Table 7 Rank Analysis of the developed hybrid models.

As can be seen, in the training stage, the PCA-ANN model attained a total rank of 21 and outperformed the other two models by far, while the PCA-ELM model attained a total rank of 24 in the testing phase. However, when the comparisons are made in terms of the final rank obtained by each model, the PCA-ELM model shows the highest predictive accuracy with a final rank of 34 which is followed by PCA-ANFIS and PCA-ANN.

5.3 Discussion of results

The above sub-sections present the results determined for the proposed hybrid computational models in predicting the liquefaction potential of soils.
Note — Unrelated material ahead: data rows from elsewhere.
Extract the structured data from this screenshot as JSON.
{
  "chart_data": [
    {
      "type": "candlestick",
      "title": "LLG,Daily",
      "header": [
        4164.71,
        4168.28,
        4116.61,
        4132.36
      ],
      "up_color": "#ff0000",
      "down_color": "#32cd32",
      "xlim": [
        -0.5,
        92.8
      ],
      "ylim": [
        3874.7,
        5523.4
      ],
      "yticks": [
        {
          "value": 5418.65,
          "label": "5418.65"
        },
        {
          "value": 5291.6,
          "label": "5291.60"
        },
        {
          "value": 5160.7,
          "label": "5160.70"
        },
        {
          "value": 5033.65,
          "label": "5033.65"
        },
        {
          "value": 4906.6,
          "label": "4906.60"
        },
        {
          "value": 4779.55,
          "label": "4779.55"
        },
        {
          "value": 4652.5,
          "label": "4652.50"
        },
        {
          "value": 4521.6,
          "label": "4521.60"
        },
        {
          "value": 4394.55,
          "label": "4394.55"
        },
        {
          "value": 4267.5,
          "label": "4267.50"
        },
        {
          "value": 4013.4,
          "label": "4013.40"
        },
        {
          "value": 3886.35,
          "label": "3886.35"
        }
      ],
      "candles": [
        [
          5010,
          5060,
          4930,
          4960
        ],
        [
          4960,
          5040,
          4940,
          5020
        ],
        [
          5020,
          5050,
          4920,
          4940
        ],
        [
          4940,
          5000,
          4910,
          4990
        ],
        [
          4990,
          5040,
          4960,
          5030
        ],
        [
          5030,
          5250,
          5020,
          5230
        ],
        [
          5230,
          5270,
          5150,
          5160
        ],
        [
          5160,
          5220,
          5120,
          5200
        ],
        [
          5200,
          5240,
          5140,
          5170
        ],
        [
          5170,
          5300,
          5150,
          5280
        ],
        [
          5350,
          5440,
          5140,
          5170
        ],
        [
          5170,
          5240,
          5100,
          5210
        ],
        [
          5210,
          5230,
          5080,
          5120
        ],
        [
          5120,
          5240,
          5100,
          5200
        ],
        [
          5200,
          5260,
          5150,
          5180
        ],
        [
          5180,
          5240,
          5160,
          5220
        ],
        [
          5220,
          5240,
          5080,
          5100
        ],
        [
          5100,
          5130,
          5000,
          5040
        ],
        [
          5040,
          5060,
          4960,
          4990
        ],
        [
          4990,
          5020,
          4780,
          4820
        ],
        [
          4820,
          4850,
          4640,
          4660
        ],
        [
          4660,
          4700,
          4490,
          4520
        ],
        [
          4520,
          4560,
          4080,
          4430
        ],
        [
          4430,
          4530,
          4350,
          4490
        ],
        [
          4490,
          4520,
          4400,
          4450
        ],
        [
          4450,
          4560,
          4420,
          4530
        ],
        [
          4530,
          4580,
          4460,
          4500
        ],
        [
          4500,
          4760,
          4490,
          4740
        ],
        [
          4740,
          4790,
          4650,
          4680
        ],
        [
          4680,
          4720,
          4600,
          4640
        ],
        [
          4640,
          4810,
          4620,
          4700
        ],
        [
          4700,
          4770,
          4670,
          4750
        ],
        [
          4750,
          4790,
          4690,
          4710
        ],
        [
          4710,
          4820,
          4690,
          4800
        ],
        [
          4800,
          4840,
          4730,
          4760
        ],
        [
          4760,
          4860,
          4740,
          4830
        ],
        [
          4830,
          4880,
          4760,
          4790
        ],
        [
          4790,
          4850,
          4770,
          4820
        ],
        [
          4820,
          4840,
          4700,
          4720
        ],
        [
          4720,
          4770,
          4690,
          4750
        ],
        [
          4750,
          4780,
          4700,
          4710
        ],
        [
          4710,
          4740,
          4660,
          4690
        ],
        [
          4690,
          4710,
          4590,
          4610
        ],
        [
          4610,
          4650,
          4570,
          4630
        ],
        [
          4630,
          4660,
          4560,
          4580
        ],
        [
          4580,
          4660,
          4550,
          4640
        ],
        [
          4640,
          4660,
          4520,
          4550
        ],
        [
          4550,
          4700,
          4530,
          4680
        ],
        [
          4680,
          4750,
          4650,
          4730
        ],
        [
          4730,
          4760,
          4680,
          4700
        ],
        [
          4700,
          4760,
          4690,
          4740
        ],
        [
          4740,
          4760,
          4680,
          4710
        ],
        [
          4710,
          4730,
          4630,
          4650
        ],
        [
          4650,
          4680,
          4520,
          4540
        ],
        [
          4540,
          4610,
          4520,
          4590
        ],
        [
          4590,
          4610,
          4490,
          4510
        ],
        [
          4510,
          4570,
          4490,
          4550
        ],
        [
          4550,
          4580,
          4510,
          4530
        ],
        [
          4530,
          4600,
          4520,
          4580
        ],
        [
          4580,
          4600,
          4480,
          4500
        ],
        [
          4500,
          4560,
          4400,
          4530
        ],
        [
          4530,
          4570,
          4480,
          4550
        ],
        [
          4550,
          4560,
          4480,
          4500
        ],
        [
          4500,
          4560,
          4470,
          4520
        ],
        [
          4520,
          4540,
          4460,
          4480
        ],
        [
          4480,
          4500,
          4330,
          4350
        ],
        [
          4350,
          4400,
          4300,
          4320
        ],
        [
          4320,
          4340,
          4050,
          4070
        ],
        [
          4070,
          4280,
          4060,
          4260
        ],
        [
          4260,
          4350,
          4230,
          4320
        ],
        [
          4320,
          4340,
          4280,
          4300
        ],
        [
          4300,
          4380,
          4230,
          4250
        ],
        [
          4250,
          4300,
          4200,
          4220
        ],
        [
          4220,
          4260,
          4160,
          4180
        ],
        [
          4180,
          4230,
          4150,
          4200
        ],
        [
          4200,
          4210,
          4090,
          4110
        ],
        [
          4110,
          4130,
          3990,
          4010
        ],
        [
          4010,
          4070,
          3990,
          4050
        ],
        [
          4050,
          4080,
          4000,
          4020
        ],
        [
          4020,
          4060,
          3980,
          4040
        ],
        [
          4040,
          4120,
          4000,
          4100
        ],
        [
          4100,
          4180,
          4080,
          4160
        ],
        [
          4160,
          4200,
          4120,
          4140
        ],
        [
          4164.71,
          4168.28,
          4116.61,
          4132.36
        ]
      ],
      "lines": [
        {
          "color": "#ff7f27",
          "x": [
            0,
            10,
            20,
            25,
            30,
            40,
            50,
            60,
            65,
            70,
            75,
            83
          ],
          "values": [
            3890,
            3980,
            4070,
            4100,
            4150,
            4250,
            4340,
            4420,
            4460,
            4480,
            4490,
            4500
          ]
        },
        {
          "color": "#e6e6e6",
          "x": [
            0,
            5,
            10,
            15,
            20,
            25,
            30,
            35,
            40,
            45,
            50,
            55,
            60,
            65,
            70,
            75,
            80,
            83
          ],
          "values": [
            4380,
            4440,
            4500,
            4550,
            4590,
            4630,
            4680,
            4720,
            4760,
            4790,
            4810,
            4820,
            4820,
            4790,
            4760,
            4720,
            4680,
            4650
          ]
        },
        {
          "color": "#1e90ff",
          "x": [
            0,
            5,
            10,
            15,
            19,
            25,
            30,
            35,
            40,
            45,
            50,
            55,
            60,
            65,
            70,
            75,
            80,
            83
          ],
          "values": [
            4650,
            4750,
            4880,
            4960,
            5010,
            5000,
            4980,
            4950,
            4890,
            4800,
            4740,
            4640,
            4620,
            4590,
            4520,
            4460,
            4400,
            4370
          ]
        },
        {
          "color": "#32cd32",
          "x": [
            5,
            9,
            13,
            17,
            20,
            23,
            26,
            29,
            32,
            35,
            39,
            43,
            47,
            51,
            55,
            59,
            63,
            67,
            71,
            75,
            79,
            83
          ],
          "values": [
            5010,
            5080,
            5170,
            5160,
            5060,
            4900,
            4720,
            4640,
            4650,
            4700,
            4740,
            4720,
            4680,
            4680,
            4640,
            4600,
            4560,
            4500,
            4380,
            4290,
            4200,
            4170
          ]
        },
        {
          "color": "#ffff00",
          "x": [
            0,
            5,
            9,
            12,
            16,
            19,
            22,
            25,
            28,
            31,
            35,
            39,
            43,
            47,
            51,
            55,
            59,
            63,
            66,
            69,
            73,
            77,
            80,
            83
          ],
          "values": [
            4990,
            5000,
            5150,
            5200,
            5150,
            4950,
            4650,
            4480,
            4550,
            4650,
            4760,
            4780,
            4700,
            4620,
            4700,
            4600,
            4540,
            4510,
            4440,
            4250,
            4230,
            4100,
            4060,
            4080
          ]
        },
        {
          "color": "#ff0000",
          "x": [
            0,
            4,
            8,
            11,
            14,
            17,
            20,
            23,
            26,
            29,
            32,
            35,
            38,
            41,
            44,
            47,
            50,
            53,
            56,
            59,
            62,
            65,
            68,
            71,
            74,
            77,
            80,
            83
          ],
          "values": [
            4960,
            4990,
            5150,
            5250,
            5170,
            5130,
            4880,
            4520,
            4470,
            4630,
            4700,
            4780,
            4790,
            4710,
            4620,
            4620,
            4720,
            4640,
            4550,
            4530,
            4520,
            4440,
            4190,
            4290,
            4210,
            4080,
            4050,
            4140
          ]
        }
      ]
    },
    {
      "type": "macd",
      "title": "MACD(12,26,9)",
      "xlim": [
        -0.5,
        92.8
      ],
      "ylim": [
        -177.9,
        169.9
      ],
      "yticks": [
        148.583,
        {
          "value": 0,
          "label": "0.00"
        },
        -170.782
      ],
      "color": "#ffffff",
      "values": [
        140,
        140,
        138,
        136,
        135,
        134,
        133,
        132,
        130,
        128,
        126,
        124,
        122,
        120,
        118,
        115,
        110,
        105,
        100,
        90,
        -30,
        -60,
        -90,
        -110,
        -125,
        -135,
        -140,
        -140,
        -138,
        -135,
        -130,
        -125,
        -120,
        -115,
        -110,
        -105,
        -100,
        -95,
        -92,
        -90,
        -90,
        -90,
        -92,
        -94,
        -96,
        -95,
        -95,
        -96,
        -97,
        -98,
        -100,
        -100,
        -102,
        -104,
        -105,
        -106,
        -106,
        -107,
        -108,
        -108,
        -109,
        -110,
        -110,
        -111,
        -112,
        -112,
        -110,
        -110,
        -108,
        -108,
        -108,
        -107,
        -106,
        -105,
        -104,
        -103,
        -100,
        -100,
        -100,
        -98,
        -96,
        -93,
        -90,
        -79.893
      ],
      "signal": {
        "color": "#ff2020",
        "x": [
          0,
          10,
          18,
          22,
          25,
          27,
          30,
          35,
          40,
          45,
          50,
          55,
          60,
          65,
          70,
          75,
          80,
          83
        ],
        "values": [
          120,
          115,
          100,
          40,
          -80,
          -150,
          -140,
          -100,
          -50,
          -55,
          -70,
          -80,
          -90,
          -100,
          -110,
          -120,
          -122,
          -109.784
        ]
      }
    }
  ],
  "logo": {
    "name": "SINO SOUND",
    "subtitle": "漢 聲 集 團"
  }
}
The performance and efficacy of these models are evaluated in meticulously and comprehensively. The performance of developed models was assessed based on several performance indices as indicated above. These parameters calculate the prediction accuracy based on the predicted values of the developed models. Soft computing techniques with their competence in non-linear modelling predict the desired output. This indicates that the developed models consider the minimum and maximum values of input parameters during the course of modelling.

To understand the performance and power of the developed model in a comprehensive manner, eight performance indices, namely, RMSE, R2, VAF, PI, NSE, WI, MBE and U95 were determined for training and testing datasets respectively. It is observed that the overall performance of the PCA-ELM model is much better in comparison to the other two models with RMSE=0.0.0349, R2=0.9651, VAF=96.5061, and MBE=0 in the training phase, and RMSE=0.0324, R2=0.9724, VAF=96.9180, and MBE=−0.0042 in the testing phase. From the results, it is evident that there is no uncertainty between the results in the form of any deviation or abnormality in predicted values. Furthermore, to provide a clear perception of the desired output for the proposed model, visual interpretation of results in the form of Taylor diagrams is furnished and discussed. At the end, the performance of the best predictive model is assessed based on a novel approach called ‘Rank Analysis’. It is perceived that the PCA-ELM model attained the maximum final rank of 34 while the PCA-ANN achieved the lowest final rank.

6 Conclusion

Estimating the liquefaction behavior of soil is a vital task in the designing stage of any civil engineering project, which involves tedious and costly experimental processes and calculations. Keeping this in consideration, this research aims to simplify the process of evaluating soil’s liquefaction behavior without conducting the actual field or laboratory test and empirical procedures. The present study proposes and verifies three advanced computational hybrid models (PCA-ANN, PCA-ANFIS, and PCA-ELM) in predicting soil’s liquefaction susceptibility. The main advantages of these proposed models are that they have high generalization capability, less overfitting issue, and very low computational cost. The performance of the proposed models in the testing phase was found to be in good agreement compared to the performance in the training stage. Neither large variations nor unacceptable values have been obtained in the testing phase which satisfies the generalization capability and robustness of the models.

The projected models are the combination of three widely used AI models, namely ANN, ANFIS, and ELM, and dimensionality reduction tool, i.e., PCA. Results of performance indices reveal that the PCA-ELM model has attained the best predictive performance with R2=0.9651, VAF=96.5061, and RMSE=0.0349 in the training phase and R2=0.9724, VAF=96.9180, and RMSE=0.0324 in the testing phase. Also, the rank analysis and Taylor’s diagrams show that the PCA-ELM model outperforms the other models in a comparative study. Therefore, based on the overall performance analysis, the proposed PCA-ELM model can be considered as a new alternative tool to assist geotechnical engineers in the task of assessing the liquefaction potential of soil during the preliminary design stage in any engineering project.